Michigan’s ancient lake sturgeon are showing signs of a comeback

Juvenile and adult sturgeon raised through stocking programs are surviving in the wild, returning to their native rivers and beginning to naturally spawn in some systems. It’s a major milestone for one of the Great Lakes’ oldest and most threatened fish species.
TRAVERSE CITY, Mich. – A quarter century after scientists and tribal biologists began raising and releasing lake sturgeon into Michigan rivers, researchers are now documenting the first clear signs the restoration strategy is working.
By
Juvenile and adult sturgeon raised through stocking programs are surviving in the wild, returning to their native rivers and beginning to naturally spawn in some systems — a major milestone for one of the Great Lakes’ oldest and most threatened fish species.
The goal is to rebuild self-sustaining lake sturgeon populations in Great Lakes tributaries where the species nearly disappeared.
Snapshots of success
Lake sturgeon are often described as “living fossils” because the species has changed little since the age of the dinosaurs.
“They’ve survived ice ages and climate change and meteors and mass extinctions pretty well until the time when we came here and did things that really knocked them down,” said Jeff Jolley, south Lake Huron fishery manager for the Michigan Department of Natural Resources.

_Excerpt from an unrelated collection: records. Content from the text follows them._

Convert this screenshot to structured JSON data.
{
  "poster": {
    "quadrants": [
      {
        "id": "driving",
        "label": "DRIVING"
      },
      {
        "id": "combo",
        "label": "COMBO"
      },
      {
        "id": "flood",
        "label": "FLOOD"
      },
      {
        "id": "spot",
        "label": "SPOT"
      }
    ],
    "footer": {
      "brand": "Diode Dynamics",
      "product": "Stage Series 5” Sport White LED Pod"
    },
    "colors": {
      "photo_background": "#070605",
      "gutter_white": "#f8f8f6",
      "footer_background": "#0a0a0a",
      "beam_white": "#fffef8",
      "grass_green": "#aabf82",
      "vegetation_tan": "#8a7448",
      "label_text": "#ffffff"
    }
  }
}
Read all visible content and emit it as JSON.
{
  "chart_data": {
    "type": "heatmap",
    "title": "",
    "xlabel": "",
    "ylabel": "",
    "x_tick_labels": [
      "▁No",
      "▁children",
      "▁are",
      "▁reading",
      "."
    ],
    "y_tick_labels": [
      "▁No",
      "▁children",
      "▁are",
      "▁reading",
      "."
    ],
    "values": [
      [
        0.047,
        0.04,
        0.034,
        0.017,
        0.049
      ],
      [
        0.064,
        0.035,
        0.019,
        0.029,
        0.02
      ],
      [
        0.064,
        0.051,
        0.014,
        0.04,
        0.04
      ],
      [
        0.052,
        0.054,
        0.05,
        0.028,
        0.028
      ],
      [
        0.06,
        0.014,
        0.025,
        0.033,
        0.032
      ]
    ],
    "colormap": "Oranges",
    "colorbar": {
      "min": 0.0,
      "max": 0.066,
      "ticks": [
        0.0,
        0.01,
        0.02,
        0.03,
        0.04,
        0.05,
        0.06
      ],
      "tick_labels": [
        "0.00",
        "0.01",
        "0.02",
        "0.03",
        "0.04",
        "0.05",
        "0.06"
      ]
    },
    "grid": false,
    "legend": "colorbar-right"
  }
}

Lake sturgeon are bottom-feeding fish that can grow beyond 6 feet long and weigh hundreds of pounds. They also reproduce slowly, relying on clean rivers with access to spawning habitat.
Male sturgeon reach sexual maturity after about 15 years, while it takes as many as 20 to 25 years for female sturgeon to reproduce. Males reproduce every one to three years, while females may take twice as long between spawning cycles.